Lalu ia serahkan padaku.
Aku
menyelidiki dompet itu. Kubuka dan kudapati beberapa lembar uang seratus ribuan
di sana. Selain itu ada KTP dan SIM di sana. Atas nama Suherman. Siapa tuh? Dan apa maksud Papa menunjukan
dompet Suherman itu padaku? Ada hubungan apa antara dompet Suherman dan kasus
TV yang hilang?
“Tadi,
pagi-pagi sekali Papa menemukan dompet itu di ruang tamu. Papa kira itu milik
orang yang bertamu ke rumah kita. Eh ternyata memang benar. Dia bertamu, tapi
kita tidak tahu.” ujar Papa. Ia kemudian menyendok nasi goreng yang masih
tersisa di piringnya.
Aku
menggaruk kepala. Emm maksudnya apa ya? Aduh maaf ya! Aku kalau tidak
dijelaskan dengan sejelas-jelasnya suka bingung sendiri.
“TV kita
memang ada yang ngumpetin. Tuh, Pak Suherman. Hahaha.” Papa memegangi perutnya.

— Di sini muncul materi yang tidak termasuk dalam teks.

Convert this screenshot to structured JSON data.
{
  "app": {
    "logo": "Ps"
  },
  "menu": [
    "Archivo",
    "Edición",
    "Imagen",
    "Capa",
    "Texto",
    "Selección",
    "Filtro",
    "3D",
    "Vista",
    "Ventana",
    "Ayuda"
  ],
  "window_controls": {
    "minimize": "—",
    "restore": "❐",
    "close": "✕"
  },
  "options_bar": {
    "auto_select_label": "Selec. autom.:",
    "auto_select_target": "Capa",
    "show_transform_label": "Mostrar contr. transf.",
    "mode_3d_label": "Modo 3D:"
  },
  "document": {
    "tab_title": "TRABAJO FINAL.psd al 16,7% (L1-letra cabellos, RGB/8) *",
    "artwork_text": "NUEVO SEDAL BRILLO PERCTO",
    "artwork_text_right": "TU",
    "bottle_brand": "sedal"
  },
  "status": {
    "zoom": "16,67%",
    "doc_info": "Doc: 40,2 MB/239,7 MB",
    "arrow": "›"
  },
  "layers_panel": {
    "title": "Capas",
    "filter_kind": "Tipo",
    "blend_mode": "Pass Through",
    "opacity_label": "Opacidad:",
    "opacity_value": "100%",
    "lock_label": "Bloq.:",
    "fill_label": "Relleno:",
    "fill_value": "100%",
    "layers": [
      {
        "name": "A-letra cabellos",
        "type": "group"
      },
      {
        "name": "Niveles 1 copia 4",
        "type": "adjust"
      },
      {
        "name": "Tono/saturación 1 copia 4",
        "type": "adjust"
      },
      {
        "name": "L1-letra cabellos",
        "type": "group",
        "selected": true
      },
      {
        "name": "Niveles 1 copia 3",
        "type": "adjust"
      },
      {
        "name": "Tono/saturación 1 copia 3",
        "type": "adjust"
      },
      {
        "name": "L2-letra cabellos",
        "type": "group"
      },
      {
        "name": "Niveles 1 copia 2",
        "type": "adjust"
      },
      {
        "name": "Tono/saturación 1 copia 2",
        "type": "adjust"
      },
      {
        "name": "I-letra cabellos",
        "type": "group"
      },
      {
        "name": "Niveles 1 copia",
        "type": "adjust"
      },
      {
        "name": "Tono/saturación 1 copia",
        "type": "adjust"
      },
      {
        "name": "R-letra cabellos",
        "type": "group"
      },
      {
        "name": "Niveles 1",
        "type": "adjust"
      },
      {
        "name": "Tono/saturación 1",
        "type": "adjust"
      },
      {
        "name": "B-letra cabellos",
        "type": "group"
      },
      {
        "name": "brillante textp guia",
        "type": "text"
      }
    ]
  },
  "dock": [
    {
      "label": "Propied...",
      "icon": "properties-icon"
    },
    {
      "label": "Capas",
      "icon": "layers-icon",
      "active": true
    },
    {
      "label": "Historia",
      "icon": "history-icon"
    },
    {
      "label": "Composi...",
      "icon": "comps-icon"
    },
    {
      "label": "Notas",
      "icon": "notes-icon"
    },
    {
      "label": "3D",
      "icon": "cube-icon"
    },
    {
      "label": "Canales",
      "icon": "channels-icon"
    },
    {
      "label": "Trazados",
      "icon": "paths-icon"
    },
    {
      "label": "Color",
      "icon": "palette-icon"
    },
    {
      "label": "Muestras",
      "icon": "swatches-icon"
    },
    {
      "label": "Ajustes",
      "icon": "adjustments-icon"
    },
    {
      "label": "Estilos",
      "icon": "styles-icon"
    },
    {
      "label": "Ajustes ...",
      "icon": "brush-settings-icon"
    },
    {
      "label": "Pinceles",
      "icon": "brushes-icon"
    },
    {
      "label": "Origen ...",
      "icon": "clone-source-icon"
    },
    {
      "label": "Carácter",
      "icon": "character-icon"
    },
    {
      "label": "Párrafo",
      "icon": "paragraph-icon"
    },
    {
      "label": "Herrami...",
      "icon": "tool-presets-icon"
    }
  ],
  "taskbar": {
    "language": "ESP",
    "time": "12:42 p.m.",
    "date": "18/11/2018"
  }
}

Dengan tangan yang lain, ia membekap mulut. Takut kalau nasi goreng dalam
mulutnya akan menghambur ke mana-mana.
“Jadi
maksud Papa TV kita dicuri Pak Suherman?” aku mulai mengerti maksud dari ucapan
Papa.
“Bukan
dicuri, diumpetin!” Papa mengoreksi. Seperti kata diumpetin lebih tepat
daripada dicuri. Padahal sudah jelas TV kami dicuri, oleh seorang bapak yang
begitu bodohnya meninggalkan identitas. Pencuri memang tidak pernah ada yang
bilang-bilang. Tapi sekarang aku percaya bahwa pencuri bisa meninggalkan pesan
perkenalan.
“Athena
tahu ga, Tuhan itu maha segalanya. Termasuk juga mahahumoris. Bahkan dalam
keadaan tertimpa musibah begini aja, Tuhan masih berbaik hati buat ngajak kita
bercanda. Kita kehilangan TV, tapi kita dikasih hiburan dengan tertinggalnya
dompet si pencuri. Lucu banget, kan?” Papa menatapku lembut. Sekarang aku tahu
mengapa aku diberi nama seorang dewi. Karena papaku seperti dewa. Tatapannya
seperti dewa. Meskipun aku tidak pernah ditatap oleh dewa sungguhan. Tapi aku
yakin papa menyerupai dewa. Setidaknya untukku, di hadapanku.
“Terus,
kenapa kita harus bersedih kalau Tuhan aja masih mau kita tertawa? Untuk semua
yang terjadi dalam hidup kita, senang atau sedih, ketawa aja kita. Mungkin
Tuhan lagi mau bercanda.” tandasnya. Lalu menyendok nasi goreng terakhirnya di
piring.
Aku
terpana pada apa yang dikatakan Papa. Dari insiden TV menghilang dan dompet
suherman itulah aku pun belajar untuk menertawakan banyak hal yang terjadi
padaku. Termasuk soal namaku. Ketika teman-temanku tertawa karena menganggap
namaku lucu, aku pun ikut tertawa bersama mereka. Ah ternyata memang nama itu
benar-benar lucu. Aku bersyukur diberi nama selucu itu. Jadi kan aku bisa
tertawa terus.
Karena
bagi Papa, hidup adalah potongan-potongan kejadian lucu. Hasil dari
kemahahuorisan Tuhan. Jadi, mari tertawa bersama!